The dollar advanced for a second day against the yen before U.S. data that economists said will show housing and a gauge of leading indicators improved, boosting the case for a reduction in Federal Reserve stimulus.
The Bloomberg U.S. Dollar Index rose to a two-week high after Fed minutes released yesterday showed most members were “broadly comfortable” with the plan to trim stimulus this year. India’s rupee slumped to a record and Malaysia’s ringgit fell to a three-year low as the decision by the Fed’s Open Market Committee boosted dollar demand. The euro advanced to a three-week high versus the yen after a report showed European services expanded in August for the first time in 19 months.
“We seem to be on track for an announcement at the FOMC meeting in September, the question is more how much are they going to reduce” debt purchases, said Niels Christensen, chief currency strategist at Nordea Bank AB in Copenhagen. “That’s what’s occupying people right now” and supporting the dollar, he said.

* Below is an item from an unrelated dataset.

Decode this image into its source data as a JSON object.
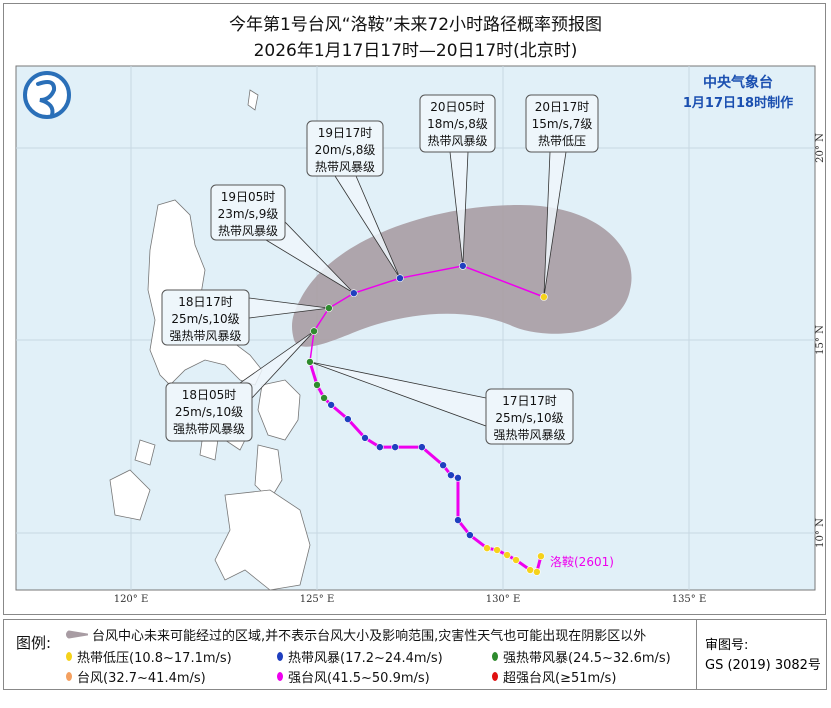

The dollar rose 0.7 percent to 98.32 yen at 10:06 a.m. in London after advancing to 98.56, the strongest level since Aug. 15. The U.S. currency was little changed at $1.3354 per euro. The euro climbed 0.9 percent to 131.57 yen after reaching 131.63 yen, the highest since Aug. 2.
The U.S. Federal Housing Finance Agency will say its house price index climbed 0.6 percent in June after rising 0.7 percent the previous month, according to a Bloomberg News survey. The Conference Board’s gauge of the outlook for the next three to six months climbed 0.5 percent in July, after being unchanged a month earlier, according to a separate Bloomberg survey.
The FOMC will probably reduce its monthly purchases of $85 billion in bonds at its Sept. 17-18 meeting, according to 65 percent economists in an Aug. 9-13 Bloomberg survey. The median estimate is a cut to $75 billion each month.
“Almost all committee members agreed that a change in the purchase program was not yet appropriate,” and a few said “it might soon be time to slow somewhat the pace of purchases as outlined in that plan,” according to the record of the Federal Open Market Committee’s July 30-31 gathering released yesterday in Washington.
The Bloomberg U.S. Dollar Index advanced 0.2 percent to 1,029.23 after rising to 1,029.62, the highest since Aug. 5.
The dollar appreciated 5.1 percent this year, the best performer after the euro of 10 developed-nation currencies tracked by Bloomberg Correlation-Weighted Indexes. The euro advanced 6.5 percent, while the yen fell 8.8 percent.
India’s rupee slid 1.6 percent to 65.0638 per dollar after weakening to a record 65.56. The ringgit slipped 0.5 percent to 3.3095 after depreciating to 3.3228, the least since June 2010.
Global funds have cut their holdings of Indian debt by $10.1 billion since Fed Chairman Ben S. Bernanke first flagged the tapering on May 22, leaving the rupee vulnerable to the nation’s current-account deficit.
“Some of the reasons for the rupee’s fall are out of India’s control, which is probably why policy makers have stepped back a bit and let the rupee find it’s own equilibrium,” said Jonathan Cavenagh, a strategist at Westpac Banking Corp. in Singapore. “The longer-term issue is that India needs to suppress its current-account deficit, and that’s something policy makers should focus on.”
An index of euro-area services based on a survey of purchasing managers rose to 51 this month from 49.8 in July, London-based Markit Economics said. A composite index of services and manufacturing climbed to 51.7 from 50.5. Readings above 50 indicates expansion.